At local getaway resorts, like the one at Sula, touristy attire (which is more revealing) will be accepted. Nevertheless, in any place where women mix with the general public, wardrobe modesty is important. This might mean that women will be changing their clothing when moving from the resort to the winery complex.
Some folks will tell you that this advice is old-fashioned and silly. My advice, however, is up-to-date and comes from a member of the diplomatic corps in Mumbai. It is best to err on the side of caution when dealing with how Western women dress in India.
Tour arrangements can be made at: http://winetourindia.com
The only book on the topic of Indian wineries (just published) is written by Peter Csizmadia-Honigh: http://thewinesofindia.com/collections/frontpage
The winery that received equipment by ox-cart is Maharashtra’s Vallonne Vineyards.
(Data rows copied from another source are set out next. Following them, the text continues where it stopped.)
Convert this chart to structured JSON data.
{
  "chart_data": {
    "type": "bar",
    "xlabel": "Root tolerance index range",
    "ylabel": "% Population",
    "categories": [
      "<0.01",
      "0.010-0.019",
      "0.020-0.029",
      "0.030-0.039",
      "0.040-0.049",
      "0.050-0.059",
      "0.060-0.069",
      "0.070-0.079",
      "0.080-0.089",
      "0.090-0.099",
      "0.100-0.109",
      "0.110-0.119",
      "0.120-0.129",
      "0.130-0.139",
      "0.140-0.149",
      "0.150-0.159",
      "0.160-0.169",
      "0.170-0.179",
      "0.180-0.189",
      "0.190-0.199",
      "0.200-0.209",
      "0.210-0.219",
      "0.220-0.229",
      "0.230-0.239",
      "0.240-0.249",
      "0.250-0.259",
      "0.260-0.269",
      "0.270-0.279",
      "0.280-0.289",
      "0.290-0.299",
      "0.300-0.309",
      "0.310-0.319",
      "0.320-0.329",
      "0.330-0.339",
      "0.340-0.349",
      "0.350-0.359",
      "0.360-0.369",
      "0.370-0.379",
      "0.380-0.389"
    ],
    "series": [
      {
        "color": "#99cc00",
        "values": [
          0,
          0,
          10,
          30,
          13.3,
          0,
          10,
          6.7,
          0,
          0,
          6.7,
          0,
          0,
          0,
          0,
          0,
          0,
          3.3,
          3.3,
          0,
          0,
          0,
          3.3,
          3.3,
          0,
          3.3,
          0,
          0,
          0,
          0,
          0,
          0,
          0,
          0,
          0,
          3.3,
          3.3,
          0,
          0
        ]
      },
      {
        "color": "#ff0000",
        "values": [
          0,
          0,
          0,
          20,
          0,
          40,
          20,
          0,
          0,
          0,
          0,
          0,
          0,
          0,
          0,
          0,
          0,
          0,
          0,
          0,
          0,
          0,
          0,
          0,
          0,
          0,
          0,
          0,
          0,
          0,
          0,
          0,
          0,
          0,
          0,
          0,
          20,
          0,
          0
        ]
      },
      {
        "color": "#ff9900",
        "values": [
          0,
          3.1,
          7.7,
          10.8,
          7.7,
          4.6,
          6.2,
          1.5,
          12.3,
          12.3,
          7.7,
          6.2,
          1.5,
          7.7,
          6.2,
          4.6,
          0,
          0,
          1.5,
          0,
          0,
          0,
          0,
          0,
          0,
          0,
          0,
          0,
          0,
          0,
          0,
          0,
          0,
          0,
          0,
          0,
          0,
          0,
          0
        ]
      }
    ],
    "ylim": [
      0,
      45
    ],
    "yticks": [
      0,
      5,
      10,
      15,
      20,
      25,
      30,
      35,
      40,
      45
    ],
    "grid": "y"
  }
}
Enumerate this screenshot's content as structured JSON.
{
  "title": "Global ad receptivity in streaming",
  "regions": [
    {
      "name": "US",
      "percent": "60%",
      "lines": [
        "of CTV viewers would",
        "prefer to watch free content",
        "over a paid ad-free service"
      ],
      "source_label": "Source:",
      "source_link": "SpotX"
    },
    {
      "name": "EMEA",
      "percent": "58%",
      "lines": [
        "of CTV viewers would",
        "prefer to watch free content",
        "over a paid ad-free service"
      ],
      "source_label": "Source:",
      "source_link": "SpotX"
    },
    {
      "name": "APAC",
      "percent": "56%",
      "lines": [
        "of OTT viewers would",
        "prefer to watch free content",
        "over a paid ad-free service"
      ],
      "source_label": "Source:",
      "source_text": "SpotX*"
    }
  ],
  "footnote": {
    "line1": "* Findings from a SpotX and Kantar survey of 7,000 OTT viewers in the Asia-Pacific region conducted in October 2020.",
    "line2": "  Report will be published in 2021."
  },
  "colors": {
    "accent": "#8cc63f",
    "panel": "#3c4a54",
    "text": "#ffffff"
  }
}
It’s a challenge to find, but well worth the trip.
Roadside eateries are only meant for locals. Your GI tract could never adjust to the fare there. It’s called Delhi Belly and a dose of Cipro and Gatorade would get you back on your feet in a few days, but you do not want to go that route. Trust me. Eat in the large city of Nashik at a spot recommended for the tourist trade.